Editor's note: Please see Thursday's issue of The Lamron for coverage of the Geneseo community's response to news of the alleged link between the governor and a prostitution ring.
A crowd of state troopers, media reporters and TV cameras greeted Gov. Eliot Spitzer when he arrived at Geneseo yesterday to deliver his proposal for an endowment for public higher education in New York.
Spitzer arrived at around 10:30 a.m. and was greeted by President Christopher Dahl, who took the next half-hour to lead Spitzer through the $53 million Integrated Science Center and visit, among other advanced instruments, the wave tank and particle accelerator, as well as students and faculty engaged in research.
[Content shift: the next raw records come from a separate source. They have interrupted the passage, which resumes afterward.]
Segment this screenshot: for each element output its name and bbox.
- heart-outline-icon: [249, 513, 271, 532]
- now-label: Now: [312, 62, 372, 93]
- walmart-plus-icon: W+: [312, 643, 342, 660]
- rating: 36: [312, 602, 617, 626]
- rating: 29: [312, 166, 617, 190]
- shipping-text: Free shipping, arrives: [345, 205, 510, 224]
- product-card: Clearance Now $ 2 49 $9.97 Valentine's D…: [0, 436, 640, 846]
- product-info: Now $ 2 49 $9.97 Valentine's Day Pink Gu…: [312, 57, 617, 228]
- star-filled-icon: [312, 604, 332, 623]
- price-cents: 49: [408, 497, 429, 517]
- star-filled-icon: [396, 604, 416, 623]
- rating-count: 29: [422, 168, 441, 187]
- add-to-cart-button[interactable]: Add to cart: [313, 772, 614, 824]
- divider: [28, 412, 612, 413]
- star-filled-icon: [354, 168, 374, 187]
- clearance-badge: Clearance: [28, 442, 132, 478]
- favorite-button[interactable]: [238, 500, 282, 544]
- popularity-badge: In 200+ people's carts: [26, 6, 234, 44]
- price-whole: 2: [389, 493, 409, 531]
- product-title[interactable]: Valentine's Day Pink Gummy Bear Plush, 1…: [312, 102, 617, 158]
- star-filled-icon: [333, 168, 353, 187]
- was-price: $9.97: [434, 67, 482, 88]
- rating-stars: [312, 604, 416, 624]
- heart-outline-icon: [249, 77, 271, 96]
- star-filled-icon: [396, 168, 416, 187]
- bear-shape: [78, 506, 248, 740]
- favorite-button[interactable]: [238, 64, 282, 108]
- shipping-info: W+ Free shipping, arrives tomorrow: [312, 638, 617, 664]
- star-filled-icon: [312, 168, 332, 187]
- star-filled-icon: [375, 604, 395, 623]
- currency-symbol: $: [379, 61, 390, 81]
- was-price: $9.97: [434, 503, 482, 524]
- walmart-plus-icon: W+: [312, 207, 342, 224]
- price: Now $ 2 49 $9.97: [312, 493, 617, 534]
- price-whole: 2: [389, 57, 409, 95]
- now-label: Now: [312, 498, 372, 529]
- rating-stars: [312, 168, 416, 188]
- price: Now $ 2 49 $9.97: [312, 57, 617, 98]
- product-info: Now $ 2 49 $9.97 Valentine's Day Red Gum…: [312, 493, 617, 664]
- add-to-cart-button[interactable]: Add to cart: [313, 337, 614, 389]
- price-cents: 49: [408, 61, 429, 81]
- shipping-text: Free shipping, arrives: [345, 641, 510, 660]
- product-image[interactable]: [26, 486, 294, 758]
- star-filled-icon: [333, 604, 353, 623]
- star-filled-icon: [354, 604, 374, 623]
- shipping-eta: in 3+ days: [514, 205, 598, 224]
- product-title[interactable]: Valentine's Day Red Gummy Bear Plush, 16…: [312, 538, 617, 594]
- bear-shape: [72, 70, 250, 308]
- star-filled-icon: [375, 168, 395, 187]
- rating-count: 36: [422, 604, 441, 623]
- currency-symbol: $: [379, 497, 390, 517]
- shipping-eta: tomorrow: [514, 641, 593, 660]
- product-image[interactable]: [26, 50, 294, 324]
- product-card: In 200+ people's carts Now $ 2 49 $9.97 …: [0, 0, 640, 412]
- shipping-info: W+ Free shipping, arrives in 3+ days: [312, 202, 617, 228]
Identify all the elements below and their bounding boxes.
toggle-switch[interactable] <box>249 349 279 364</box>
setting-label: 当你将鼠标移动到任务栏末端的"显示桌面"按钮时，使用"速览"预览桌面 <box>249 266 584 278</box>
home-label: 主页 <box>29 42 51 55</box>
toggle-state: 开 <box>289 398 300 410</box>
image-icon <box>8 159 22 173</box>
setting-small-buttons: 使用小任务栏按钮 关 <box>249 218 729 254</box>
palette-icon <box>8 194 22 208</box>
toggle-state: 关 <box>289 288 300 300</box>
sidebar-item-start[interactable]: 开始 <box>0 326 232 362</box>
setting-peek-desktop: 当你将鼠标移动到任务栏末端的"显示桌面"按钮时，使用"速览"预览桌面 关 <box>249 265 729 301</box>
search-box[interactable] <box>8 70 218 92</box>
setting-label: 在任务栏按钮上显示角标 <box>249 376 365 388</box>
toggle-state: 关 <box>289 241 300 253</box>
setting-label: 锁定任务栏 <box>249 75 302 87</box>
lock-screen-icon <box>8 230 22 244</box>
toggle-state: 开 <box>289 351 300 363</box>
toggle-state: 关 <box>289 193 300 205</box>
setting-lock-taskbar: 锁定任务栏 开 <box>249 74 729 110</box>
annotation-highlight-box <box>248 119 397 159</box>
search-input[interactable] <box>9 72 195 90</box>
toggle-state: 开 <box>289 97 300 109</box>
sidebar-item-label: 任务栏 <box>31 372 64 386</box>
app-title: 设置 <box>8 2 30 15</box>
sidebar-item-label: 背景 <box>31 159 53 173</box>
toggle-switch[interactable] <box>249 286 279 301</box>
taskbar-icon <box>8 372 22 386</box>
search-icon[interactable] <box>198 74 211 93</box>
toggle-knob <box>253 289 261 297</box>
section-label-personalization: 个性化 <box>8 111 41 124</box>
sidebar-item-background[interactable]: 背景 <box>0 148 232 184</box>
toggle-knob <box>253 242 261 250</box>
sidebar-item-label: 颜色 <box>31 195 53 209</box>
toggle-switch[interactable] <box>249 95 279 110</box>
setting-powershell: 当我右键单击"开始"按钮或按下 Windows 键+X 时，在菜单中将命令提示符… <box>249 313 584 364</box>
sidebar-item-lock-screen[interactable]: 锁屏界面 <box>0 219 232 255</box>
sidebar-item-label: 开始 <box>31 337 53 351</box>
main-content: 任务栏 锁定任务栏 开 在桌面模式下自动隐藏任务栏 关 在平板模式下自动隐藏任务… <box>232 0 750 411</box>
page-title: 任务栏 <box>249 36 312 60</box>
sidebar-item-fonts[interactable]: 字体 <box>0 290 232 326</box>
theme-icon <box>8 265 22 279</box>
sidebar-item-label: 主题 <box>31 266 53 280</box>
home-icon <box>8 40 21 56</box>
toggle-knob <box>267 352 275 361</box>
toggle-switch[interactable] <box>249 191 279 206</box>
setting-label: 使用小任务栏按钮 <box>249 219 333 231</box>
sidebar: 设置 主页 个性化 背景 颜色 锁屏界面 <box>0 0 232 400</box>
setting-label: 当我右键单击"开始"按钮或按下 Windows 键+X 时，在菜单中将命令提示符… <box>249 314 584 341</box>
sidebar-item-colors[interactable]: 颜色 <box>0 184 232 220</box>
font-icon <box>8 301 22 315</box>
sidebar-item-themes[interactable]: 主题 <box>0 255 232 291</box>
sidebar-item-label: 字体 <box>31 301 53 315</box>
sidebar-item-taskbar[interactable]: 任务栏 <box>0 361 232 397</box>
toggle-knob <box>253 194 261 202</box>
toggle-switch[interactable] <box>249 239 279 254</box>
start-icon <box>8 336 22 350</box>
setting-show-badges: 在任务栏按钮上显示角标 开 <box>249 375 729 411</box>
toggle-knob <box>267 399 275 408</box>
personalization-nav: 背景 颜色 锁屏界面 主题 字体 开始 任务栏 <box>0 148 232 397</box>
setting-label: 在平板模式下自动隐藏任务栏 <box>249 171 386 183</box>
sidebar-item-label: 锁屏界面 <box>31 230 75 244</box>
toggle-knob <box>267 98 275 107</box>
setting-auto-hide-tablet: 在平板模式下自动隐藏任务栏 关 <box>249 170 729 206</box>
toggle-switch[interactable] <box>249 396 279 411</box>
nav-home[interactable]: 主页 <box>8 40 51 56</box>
At 11 a.m., Dahl and Spitzer walked into the packed Union Ballroom to meet an audience of several hundred students, faculty, staff, village officials and political leaders. Dahl introduced the governor and briefly explained the focus of the event.
Dahl explained that the $4 billion endowment Spitzer is proposing is intended to support the SUNY and CUNY systems and help fund the hiring of 2,000 full-time faculty and 250 eminent scholars as recommended by the Commission on Higher Education that Spitzer established in May 2007.
According to Dahl, the endowment would be pivotal for the aspirations of Geneseo students and faculty.
"At this point in history, Geneseo is at a tipping point," Dahl said. "We think we are poised to be the premiere public liberal arts college in the nation…What this institution needs, however, is the kind of support that will push us over the top."
Spitzer then took the podium, and began his approximately 20-minute address with a reflection on his own college career, through which he was known for missing out on class. He recalled a time as state attorney general when he returned to speak at Harvard Law School, his alma mater, and a professor greeted him by saying, "Nice to see you here today. You never used to come when you were a student."
Humor aside, Spitzer recognized the fundamental importance of education and commended Geneseo students for their achievements.
"You are a gem by any standard," he said, "and I want to applaud you for what you do… But we're here to do even better. There is a moral imperative to education. We have got to invest in the progress of ideas."
Spitzer outlined the economic argument for the proposed endowment, emphasizing the importance of, "creating in New York State the center where people want to bring their capital."
He explained that CEOs invariably invest most where there are the greatest universities, as they represent the best sources for new ideas.
"If we do not compete and outperform every other place in the world," Spitzer said, "we will fail."
Spitzer also discussed upstate economic development, for which he plans to invest $1 billion.
Outcomes of the SUNY endowment are widespread, including greater access to public universities, lower tuition, better technology and a reduced student-to-faculty ratio.
"This is the sort of investment that pays dividends on every level," Spitzer said.
Following the governor's address, a panel of four spoke for a few minutes each. Ruel McKnight, a chemistry professor who mentors students for jobs in the biochemical industry, further validated the importance of the proposal.
"We need to attract a diverse set of individuals," he said, "from diverse backgrounds and experiences."
Senior biology major Mehr Qureshi, a Geneseo student who was recently accepted into the University of Rochester for medical school, presented a student perspective.
"The time is right to invest more resources for students," she said.
Dan Elliot, the student-body president at Monroe Community College, spoke on behalf of the community colleges that will benefit from this endowment, asserting that many successful students from MCC move on to Geneseo and achieve other degrees of higher education.
Finally, Bob Boyd, the former senior vice president of HSBC in Rochester and current professor of business at Geneseo, emphasized the message once more.
"This endowment and revitalization of upstate is critical," he said. "The intellectual capacity that universities bring to the state is critical. You can't separate the two."
Nelson Rockefeller was the last governor to visit Geneseo's campus, and according to Dahl in Wednesday's Democrat and Chronicle, "Not since the days of Nelson Rockefeller has there been a governor so committed to higher education...It's a bold proposal...future-oriented and far-reaching…and exactly what we need."